When the Discussion is Not Optional!

How about this case? The discussion is about workplace drunkenness, drugs or sexual harassment. You are in charge, and you must talk to the suspected person. Now, clearly this is not a place for “constructive criticism” or permission. In fact, it’s a discussion about “crossing the line”. Should you ask for permission for a dialog? Clearly not, that would be foolish and disingenuous. Acting “as if” in this type of case, in order to give the other person the illusion of choice is insincere, and therefore abuses the basic principle of healthy dialogue.

So, how do you do things considerately when the conversation is not optional?

Here are a couple of ideas: One can show consideration by demonstrating flexibility in, when or wherever you hold a tough conversation. Let’s say, for example, you are deeply concerned about your child arriving home drunk and disorderly after a party. This is not an optional conversation in any decent home, but to show consideration and caring in approaching the child. One could say, “Hiya, I’m a bit concerned and I’d like to discuss my concerns with you. Is now OK or shall I plan something for after dinner?” Granting a little control over the conversation would signal you are considerate and respect his or her needs. This will not suddenly result in their need to be overly defensive – this way they will be far more likely to really listen to your issues.

There are many ways to offer a degree of safety. Some people will explain the need to confront before launching the confrontation. Others express a verbal apology before involving a person in a highly awkward situation.

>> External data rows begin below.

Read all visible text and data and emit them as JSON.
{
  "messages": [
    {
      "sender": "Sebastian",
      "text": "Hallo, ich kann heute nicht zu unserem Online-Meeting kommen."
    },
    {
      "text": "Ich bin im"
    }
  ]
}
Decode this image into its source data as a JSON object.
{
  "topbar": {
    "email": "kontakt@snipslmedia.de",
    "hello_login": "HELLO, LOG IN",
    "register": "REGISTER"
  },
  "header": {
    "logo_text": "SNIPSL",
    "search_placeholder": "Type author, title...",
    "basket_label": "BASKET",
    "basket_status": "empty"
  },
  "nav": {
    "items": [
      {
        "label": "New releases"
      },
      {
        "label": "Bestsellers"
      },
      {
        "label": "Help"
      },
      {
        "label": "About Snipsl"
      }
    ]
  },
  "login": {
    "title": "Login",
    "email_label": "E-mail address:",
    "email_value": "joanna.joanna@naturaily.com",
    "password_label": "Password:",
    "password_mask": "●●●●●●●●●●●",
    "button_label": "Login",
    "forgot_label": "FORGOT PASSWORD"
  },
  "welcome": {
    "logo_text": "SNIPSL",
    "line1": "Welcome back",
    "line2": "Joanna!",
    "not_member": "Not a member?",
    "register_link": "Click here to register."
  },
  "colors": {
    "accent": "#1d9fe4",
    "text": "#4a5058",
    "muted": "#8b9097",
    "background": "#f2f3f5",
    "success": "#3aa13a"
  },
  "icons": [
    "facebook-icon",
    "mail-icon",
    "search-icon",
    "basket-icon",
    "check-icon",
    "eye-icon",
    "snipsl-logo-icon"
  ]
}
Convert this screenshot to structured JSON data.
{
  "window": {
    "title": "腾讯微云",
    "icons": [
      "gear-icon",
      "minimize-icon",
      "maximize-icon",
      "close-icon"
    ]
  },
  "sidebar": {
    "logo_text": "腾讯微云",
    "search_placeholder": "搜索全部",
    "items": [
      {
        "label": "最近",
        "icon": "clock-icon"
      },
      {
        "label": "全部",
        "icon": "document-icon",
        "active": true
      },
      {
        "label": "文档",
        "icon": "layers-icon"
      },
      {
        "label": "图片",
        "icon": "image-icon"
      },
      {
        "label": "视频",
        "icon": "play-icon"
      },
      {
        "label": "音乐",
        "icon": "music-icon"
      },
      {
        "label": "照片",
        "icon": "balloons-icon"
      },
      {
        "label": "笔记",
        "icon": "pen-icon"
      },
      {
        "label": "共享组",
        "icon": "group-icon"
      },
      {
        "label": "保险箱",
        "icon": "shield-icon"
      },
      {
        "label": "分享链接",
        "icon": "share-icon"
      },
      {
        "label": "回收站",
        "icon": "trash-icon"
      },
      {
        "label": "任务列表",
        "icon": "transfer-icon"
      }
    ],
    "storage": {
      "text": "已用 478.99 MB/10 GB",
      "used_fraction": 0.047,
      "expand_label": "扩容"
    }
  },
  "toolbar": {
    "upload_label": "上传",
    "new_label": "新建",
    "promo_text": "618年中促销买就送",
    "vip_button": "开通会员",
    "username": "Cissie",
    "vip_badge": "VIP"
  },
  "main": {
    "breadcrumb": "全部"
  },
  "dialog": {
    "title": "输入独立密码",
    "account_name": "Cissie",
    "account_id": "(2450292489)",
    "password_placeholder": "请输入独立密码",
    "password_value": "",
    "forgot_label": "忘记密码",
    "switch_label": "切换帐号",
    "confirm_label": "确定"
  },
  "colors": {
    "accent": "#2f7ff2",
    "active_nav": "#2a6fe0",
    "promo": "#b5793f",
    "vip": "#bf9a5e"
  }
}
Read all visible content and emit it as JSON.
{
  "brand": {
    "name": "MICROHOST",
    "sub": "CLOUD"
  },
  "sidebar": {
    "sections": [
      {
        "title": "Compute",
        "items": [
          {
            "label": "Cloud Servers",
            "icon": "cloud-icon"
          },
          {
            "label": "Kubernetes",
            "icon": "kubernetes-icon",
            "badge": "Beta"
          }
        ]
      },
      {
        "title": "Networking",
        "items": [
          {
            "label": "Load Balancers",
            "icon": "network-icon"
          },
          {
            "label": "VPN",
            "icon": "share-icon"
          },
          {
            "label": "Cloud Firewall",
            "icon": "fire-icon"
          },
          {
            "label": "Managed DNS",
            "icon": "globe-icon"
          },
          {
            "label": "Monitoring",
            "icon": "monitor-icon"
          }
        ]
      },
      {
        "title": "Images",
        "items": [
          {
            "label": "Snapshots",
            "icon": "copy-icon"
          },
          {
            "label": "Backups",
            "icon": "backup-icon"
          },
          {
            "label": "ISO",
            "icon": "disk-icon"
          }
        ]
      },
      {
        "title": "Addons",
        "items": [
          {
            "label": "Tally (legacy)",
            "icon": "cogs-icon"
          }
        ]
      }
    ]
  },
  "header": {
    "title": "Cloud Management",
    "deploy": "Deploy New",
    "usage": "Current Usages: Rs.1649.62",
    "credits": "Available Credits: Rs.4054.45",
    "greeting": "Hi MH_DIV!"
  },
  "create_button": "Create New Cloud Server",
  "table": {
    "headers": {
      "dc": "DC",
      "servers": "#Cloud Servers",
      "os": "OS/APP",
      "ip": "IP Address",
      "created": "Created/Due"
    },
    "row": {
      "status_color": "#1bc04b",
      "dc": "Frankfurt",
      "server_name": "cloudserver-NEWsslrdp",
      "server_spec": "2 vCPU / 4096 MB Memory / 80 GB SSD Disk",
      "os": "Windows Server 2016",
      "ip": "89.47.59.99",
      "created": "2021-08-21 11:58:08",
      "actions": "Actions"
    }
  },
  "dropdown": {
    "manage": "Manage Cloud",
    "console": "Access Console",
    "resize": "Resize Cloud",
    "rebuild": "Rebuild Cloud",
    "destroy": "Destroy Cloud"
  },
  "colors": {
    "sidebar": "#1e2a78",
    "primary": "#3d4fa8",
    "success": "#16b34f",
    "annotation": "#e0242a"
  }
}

For example, in confronting an employee returning to work drunk and disorderly you might say, “I need to speak with you right now. I’m sorry to have to do this, but I am responsible for safety in this office and I believe you are drunk and behaving badly.” OK, OK in this case no amount of sweetly scripted talk, and no matter how graceful you are in compelling someone to co-operate, he or she is not going to be overjoyed by your presence, let alone appreciate what you are saying.

Remember, the goal in being considerate and respectful is to create a zone of emotional safety, not to suddenly become friends or make the conversation “fun”. Emotional safety is important to everyone (especially you) and the goal is to prevent defensiveness and overreaction as much as is humanly possible. Even tiny adjustments to how you start a required zero option discussion can reduce the chances of volatile defensive reactions and surprisingly could even improve the conversation.